Data architecture treating organization's data as "distributed products" and giving ownership and responsibility to domain teams.

✅ Problems Addressed

  • Bottleneck of centralized DWH/Lake.
  • Concentration of requests to data platform team (Cannot handle data requests).
  • Data quality problem due to lack of domain knowledge.

✅ Basic Philosophy & Rules

  1. Domain-oriented Data Ownership
  2. Data Product Thinking (SLO, Quality, API)
  3. Self-service Data Platform
  4. Standardized Interface and Governance

✅ Suitable Applications

  • Data distributed management in large-scale organizations.
  • Operation of independent analysis platform per business division.
  • Environment utilizing Data Catalog / Data API.

❌ Unsuitable Cases

  • Small-scale organizations (Merit of distribution is thin).
  • Cases without governance organization or culture of SLO operation.

✅ History

  • Proposed by Zhamak Dehghani.
  • Design philosophy approach to limits of Data Lake / Warehouse.
  • Data Lake / Lakehouse: Implementation infrastructure of data retention layer.
  • CQRS / EDA: Implementation means of inter-product coordination.

✅ Representative Frameworks

  • Databricks / Lakehouse Platform
    Platform suitable for management per data product unit.

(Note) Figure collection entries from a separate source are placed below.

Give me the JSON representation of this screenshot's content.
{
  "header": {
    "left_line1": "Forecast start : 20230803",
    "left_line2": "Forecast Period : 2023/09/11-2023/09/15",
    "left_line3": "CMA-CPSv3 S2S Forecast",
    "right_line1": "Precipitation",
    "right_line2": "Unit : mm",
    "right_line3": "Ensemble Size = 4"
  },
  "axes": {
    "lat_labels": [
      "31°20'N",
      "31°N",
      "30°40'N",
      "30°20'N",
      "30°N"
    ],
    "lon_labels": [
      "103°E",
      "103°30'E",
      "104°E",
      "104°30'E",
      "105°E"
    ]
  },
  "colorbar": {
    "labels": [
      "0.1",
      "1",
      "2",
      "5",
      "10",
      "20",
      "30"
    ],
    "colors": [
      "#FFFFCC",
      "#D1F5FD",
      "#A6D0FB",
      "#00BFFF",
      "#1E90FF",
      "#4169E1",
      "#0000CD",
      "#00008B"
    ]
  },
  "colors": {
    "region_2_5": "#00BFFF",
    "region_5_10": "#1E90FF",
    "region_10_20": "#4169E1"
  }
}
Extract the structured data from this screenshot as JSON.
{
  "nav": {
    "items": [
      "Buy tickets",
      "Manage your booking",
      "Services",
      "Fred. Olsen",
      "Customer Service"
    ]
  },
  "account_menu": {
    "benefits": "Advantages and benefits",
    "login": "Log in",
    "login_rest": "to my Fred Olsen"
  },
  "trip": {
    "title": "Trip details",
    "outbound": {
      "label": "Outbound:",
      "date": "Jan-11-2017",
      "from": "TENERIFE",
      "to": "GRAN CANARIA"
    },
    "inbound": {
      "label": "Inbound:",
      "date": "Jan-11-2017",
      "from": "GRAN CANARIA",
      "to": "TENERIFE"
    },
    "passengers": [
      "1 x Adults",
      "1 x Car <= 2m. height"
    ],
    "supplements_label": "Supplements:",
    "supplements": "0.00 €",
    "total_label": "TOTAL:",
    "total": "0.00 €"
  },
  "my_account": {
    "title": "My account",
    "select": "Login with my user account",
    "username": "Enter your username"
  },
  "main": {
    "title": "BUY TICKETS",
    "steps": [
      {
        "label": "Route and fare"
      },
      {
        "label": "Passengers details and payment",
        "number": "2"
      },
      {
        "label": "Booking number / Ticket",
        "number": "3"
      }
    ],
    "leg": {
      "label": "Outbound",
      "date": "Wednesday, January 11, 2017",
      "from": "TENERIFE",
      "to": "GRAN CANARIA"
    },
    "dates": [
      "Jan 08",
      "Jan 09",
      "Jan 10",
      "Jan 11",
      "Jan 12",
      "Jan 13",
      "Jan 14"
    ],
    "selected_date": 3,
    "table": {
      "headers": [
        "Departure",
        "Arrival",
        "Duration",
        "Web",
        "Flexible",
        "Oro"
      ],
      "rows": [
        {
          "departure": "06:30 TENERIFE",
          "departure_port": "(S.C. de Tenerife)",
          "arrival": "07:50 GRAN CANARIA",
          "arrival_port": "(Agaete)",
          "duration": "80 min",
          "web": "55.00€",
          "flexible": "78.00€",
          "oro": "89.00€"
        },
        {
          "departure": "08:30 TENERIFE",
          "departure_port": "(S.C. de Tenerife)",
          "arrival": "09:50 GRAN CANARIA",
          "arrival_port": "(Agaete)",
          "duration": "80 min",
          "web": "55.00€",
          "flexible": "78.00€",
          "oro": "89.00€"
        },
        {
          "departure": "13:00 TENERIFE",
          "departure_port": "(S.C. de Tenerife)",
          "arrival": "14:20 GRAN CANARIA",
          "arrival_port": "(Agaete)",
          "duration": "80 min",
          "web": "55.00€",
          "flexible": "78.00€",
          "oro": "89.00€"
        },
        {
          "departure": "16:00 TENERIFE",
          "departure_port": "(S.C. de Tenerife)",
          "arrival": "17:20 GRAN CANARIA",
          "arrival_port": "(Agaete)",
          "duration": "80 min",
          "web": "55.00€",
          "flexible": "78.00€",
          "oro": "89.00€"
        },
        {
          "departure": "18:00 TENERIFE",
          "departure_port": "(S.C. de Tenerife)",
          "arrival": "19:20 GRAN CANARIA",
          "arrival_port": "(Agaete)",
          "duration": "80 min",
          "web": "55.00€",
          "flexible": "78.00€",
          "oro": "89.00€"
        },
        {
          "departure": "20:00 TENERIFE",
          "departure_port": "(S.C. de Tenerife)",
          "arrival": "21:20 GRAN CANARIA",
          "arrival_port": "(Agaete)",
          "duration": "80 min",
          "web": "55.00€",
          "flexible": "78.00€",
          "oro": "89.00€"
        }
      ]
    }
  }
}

  • Snowflake + Data Marketplace
    Mesh-like operation premised on data sharing is possible.

  • AWS Glue / Athena + Lake Formation
    Unified management of metadata and access rights of distributed data products.

  • Data Catalog (Amundsen / DataHub / Collibra)
    Mesh essential component performing data search and ownership management.

✅ Design Patterns Supporting This Style

Data Mesh is closer to organizational structure pattern, but technically related to:

  • Facade
    Functions as "entrance" of Data API or Data Product.

  • Mediator
    Platform plays role of mediating between each data product.

  • Strategy
    Flexibility to select different processing method / retention format per domain.

  • Iterator
    Used for abstraction when handling distributed data cross-sectionally.

✅ Summary

Data Mesh is an architecture philosophy where domain teams own data as products and aim for overall optimization while cooperating in distributed manner, against the limits of centralized data infrastructure.

It is for large-scale organizations, and data product management, governance, and SLO operation are essential.